I don’t think advisers are struggling with much at all, but from an industry point of view, too many people are being shoehorned into SMSFs when they aren’t suitable for them. I have some issues around people spruiking gearing and property and setting up SMSFs solely for that purpose.

SMSFs are a very nice vehicle for a lot of clients, but they aren’t for everybody; they’re complicated and the client needs to recognise they are accountable as trustees, so getting the client to understand their responsibilities and what they’re accountable for is one of the challenges.

What are some of the tax changes you expect to see happening with SMSFs in 2015?

Well it’s a bit early to say [until the tax white paper] is handed down. The first thing they’ve said is that they’re looking at the relative rate of tax between the pension phase and the accumulation phase. They’ve been quite clear they want to even that up, so I interpret that as taxes on pensions, whereas at the moment a super fund in pension mode is tax exempt. So, I see that changing and [it] is likely to be policy.

They’ve also signalled that the franking credit regime is very generous and may be past its use-by date, particularly where the investor has a lower tax rate than the company tax rate, which is essentially super funds.

Do you expect to see any radical changes in SMSF asset allocation in 2015?

If they change the tax rules around franking credits there will be. There has been a lot of heat and light around property as an asset class, especially around residential property, and if the FSI recommendation to ban limited recourse borrowing arrangements in SMSFs goes ahead, then property investment in SMSFs will slow down.

I don’t see Australians suddenly rushing into, for example international shares at the moment, even if they should increase their exposure. Australians, especially SMSF investors, love bank shares, Telstra, franking credits and hybrids and I don’t see a big change. I think the strong trends of 2014 will continue because interest rates are heading even lower.

I understand you specialise in alternative assets, is that a growing asset class for SMSFs?

It’s a long way lower than it was pre-GFC but I think as rates go lower people will be looking for alternatives given that the reward investors receive for taking on risk is now so low. I see that coming off a pretty low base but SMSF trustees are going to have to accept more risk in order to get the rewards in 2015.

With more accountants entering the advice space, do you perceive any threats to advisers in the SMSF sector?

I don’t see it so much as a threat but an opportunity. Certainly in my own practice, we work closely with accountants. Sometimes we have the primacy of the relationship and sometimes the accountant does, but you need both. I’ve welcomed accountants becoming licensed, I think that’s overdue. I know they are a bit slow on the uptake but the end consumer will be better off for everyone having the right education levels and the right ticket from the government if you like.

Do you believe there are any untapped areas of SMSF advice?

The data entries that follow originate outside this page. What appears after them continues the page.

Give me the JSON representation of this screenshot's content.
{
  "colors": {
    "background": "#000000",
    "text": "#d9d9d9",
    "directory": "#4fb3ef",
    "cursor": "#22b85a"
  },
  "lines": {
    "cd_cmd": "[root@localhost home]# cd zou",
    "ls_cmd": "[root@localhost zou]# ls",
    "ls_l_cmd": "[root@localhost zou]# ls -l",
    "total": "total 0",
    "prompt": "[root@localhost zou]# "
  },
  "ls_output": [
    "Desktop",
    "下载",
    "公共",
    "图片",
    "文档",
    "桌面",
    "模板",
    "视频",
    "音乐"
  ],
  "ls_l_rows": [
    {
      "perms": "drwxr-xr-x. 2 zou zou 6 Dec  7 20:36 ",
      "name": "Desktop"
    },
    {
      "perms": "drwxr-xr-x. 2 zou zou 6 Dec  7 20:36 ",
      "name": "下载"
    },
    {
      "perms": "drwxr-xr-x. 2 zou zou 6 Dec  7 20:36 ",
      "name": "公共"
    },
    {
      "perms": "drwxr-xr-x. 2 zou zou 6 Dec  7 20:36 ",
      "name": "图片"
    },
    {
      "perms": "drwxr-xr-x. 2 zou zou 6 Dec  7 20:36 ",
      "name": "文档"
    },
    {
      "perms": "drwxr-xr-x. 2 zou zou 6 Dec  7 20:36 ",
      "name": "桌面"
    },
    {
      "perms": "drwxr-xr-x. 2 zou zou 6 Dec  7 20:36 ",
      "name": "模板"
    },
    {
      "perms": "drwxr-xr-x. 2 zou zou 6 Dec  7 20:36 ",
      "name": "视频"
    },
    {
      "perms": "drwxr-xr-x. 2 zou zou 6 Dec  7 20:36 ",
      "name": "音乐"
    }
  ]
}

I think there are still a lot of people in retail wrap accounts that are paying way too many fees. We see them every year; we’ll get a client who has previously been with another adviser and is sitting in a super-based wrap account. When we walk them through their statement, we discover half their income is being chewed up by layers upon layers of fees. We believe there are a large number of clients with more than half a million dollars sitting in wrap accounts and paying [excessive] fees. We see that as an enormous opportunity for advisers who are steering clients into SMSFs and away from retail wraps.

Are there any other challenges you’re experiencing in practice?

The rules are getting tougher. The penalty for getting it wrong has always been the fund gets made non-compliant, and half your benefits could be taken away for tax. The tax office has never really imposed that, but with the new penalty regime, I think the tax office is going to become a lot tougher on non-compliance. It’s the air of compliance that I think is the most challenging for an adviser and a client in terms of ensuring they know what they’re doing – that they have their eyes wide open.